Argentine novelist, travel writer, memoirist and reporter Caparrós, in supple self-effacing translation, takes ample time to lay out the histories of the “Marqués de Valfierno,” the name that Juan María Bonaglia, bright child of an Italian housemaid in turn-of-the-20th century Argentina, calls himself in his middle age, having assumed several identities to suit several circumstances in his lifetime. The impersonations began as the toddler Bonaglia looked for ways to fit in with the rich members of the household employing Annunziata, his naïve and doting mum. The head of the household took enough of a fancy to the bright lad to send him to the local day school. Between home and school, the child learns enough to know that he will always wonder who he is. The good times end when Annunziata is accused of jewelry theft, unaware that her son is to blame. Exiled from paradise, the two scramble to stay alive.

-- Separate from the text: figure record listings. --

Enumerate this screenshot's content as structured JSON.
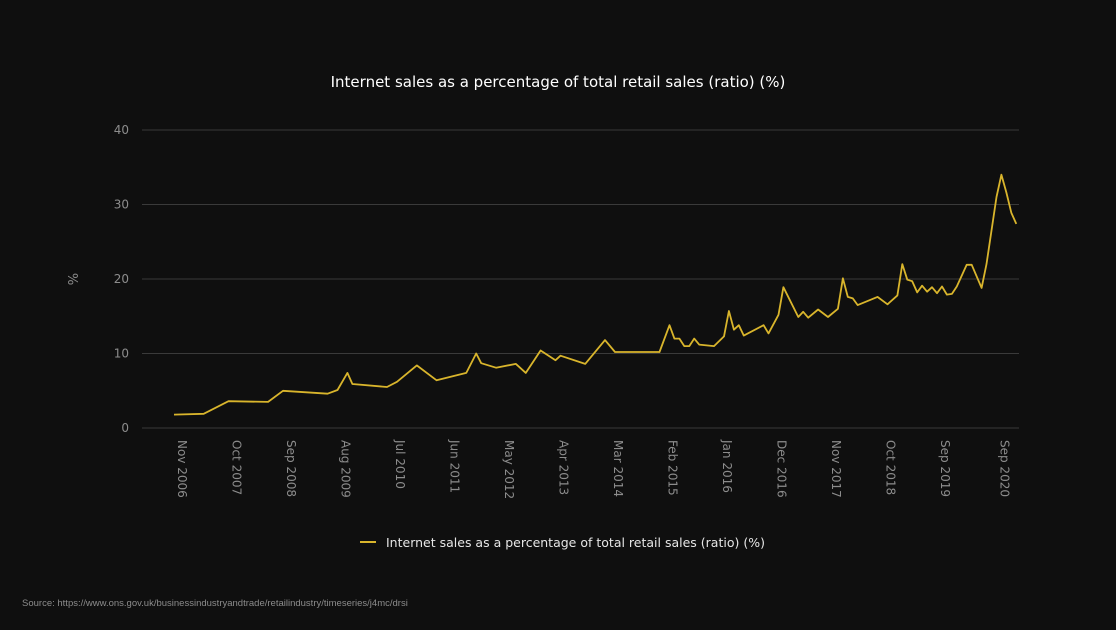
{
  "chart_data": {
    "type": "line",
    "title": "Internet sales as a percentage of total retail sales (ratio) (%)",
    "ylabel": "%",
    "xlabel": "",
    "ylim": [
      0,
      40
    ],
    "yticks": [
      0,
      10,
      20,
      30,
      40
    ],
    "grid": true,
    "legend_position": "bottom-center",
    "line_color": "#d9b52c",
    "x_tick_labels": [
      "Nov 2006",
      "Oct 2007",
      "Sep 2008",
      "Aug 2009",
      "Jul 2010",
      "Jun 2011",
      "May 2012",
      "Apr 2013",
      "Mar 2014",
      "Feb 2015",
      "Jan 2016",
      "Dec 2016",
      "Nov 2017",
      "Oct 2018",
      "Sep 2019",
      "Sep 2020"
    ],
    "series": [
      {
        "name": "Internet sales as a percentage of total retail sales (ratio) (%)",
        "points": [
          [
            "2006-11",
            1.8
          ],
          [
            "2007-05",
            1.9
          ],
          [
            "2007-10",
            3.6
          ],
          [
            "2008-06",
            3.5
          ],
          [
            "2008-09",
            5.0
          ],
          [
            "2009-06",
            4.6
          ],
          [
            "2009-08",
            5.1
          ],
          [
            "2009-10",
            7.4
          ],
          [
            "2009-11",
            5.9
          ],
          [
            "2010-06",
            5.5
          ],
          [
            "2010-08",
            6.2
          ],
          [
            "2010-12",
            8.4
          ],
          [
            "2011-04",
            6.4
          ],
          [
            "2011-10",
            7.4
          ],
          [
            "2011-12",
            10.0
          ],
          [
            "2012-01",
            8.7
          ],
          [
            "2012-04",
            8.1
          ],
          [
            "2012-08",
            8.6
          ],
          [
            "2012-10",
            7.4
          ],
          [
            "2013-01",
            10.4
          ],
          [
            "2013-04",
            9.1
          ],
          [
            "2013-05",
            9.7
          ],
          [
            "2013-10",
            8.6
          ],
          [
            "2014-02",
            11.8
          ],
          [
            "2014-04",
            10.2
          ],
          [
            "2014-10",
            10.2
          ],
          [
            "2015-01",
            10.2
          ],
          [
            "2015-03",
            13.8
          ],
          [
            "2015-04",
            12.0
          ],
          [
            "2015-05",
            12.0
          ],
          [
            "2015-06",
            11.0
          ],
          [
            "2015-07",
            11.0
          ],
          [
            "2015-08",
            12.0
          ],
          [
            "2015-09",
            11.2
          ],
          [
            "2015-12",
            11.0
          ],
          [
            "2016-02",
            12.3
          ],
          [
            "2016-03",
            15.7
          ],
          [
            "2016-04",
            13.2
          ],
          [
            "2016-05",
            13.8
          ],
          [
            "2016-06",
            12.4
          ],
          [
            "2016-10",
            13.8
          ],
          [
            "2016-11",
            12.7
          ],
          [
            "2017-01",
            15.2
          ],
          [
            "2017-02",
            18.9
          ],
          [
            "2017-05",
            14.9
          ],
          [
            "2017-06",
            15.6
          ],
          [
            "2017-07",
            14.8
          ],
          [
            "2017-09",
            15.9
          ],
          [
            "2017-11",
            14.9
          ],
          [
            "2018-01",
            16.0
          ],
          [
            "2018-02",
            20.1
          ],
          [
            "2018-03",
            17.6
          ],
          [
            "2018-04",
            17.4
          ],
          [
            "2018-05",
            16.5
          ],
          [
            "2018-09",
            17.6
          ],
          [
            "2018-11",
            16.6
          ],
          [
            "2019-01",
            17.8
          ],
          [
            "2019-02",
            22.0
          ],
          [
            "2019-03",
            19.9
          ],
          [
            "2019-04",
            19.7
          ],
          [
            "2019-05",
            18.2
          ],
          [
            "2019-06",
            19.1
          ],
          [
            "2019-07",
            18.3
          ],
          [
            "2019-08",
            18.9
          ],
          [
            "2019-09",
            18.1
          ],
          [
            "2019-10",
            19.0
          ],
          [
            "2019-11",
            17.9
          ],
          [
            "2019-12",
            18.0
          ],
          [
            "2020-01",
            19.0
          ],
          [
            "2020-03",
            21.9
          ],
          [
            "2020-04",
            21.9
          ],
          [
            "2020-06",
            18.8
          ],
          [
            "2020-07",
            22.0
          ],
          [
            "2020-09",
            31.0
          ],
          [
            "2020-10",
            34.0
          ],
          [
            "2020-11",
            31.6
          ],
          [
            "2020-12",
            28.9
          ],
          [
            "2021-01",
            27.4
          ]
        ]
      }
    ]
  },
  "source": "Source: https://www.ons.gov.uk/businessindustryandtrade/retailindustry/timeseries/j4mc/drsi"
}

Bonaglia works in a succession of jobs that lead to bookkeeping in a bordello, where he meets Yves Chaudron, the man whose special skills will lead him to the ultimate art heist. Chaudron paints like a dream, but only as a copyist. Unable to create from life, he knocks off anything in two dimensions, including masterworks. Using his chameleon skills to pass himself off as an aristocrat, Bonaglia becomes Valfierno, a noble from the pampas with as many family artworks as Chaudron can crank out to sell to Buenos Aires nouveaux riches. When his cover is blown by another faker, the two ship off to Paris to start over. There Valfierno hooks up with Valérie, a demi-mondaine who just happens to know a guy with a job in the Louvre, and the plans for lifting La Joconde take shape.
Luxurious and intelligent look at identity, class and art—all in an intriguing story based on real events.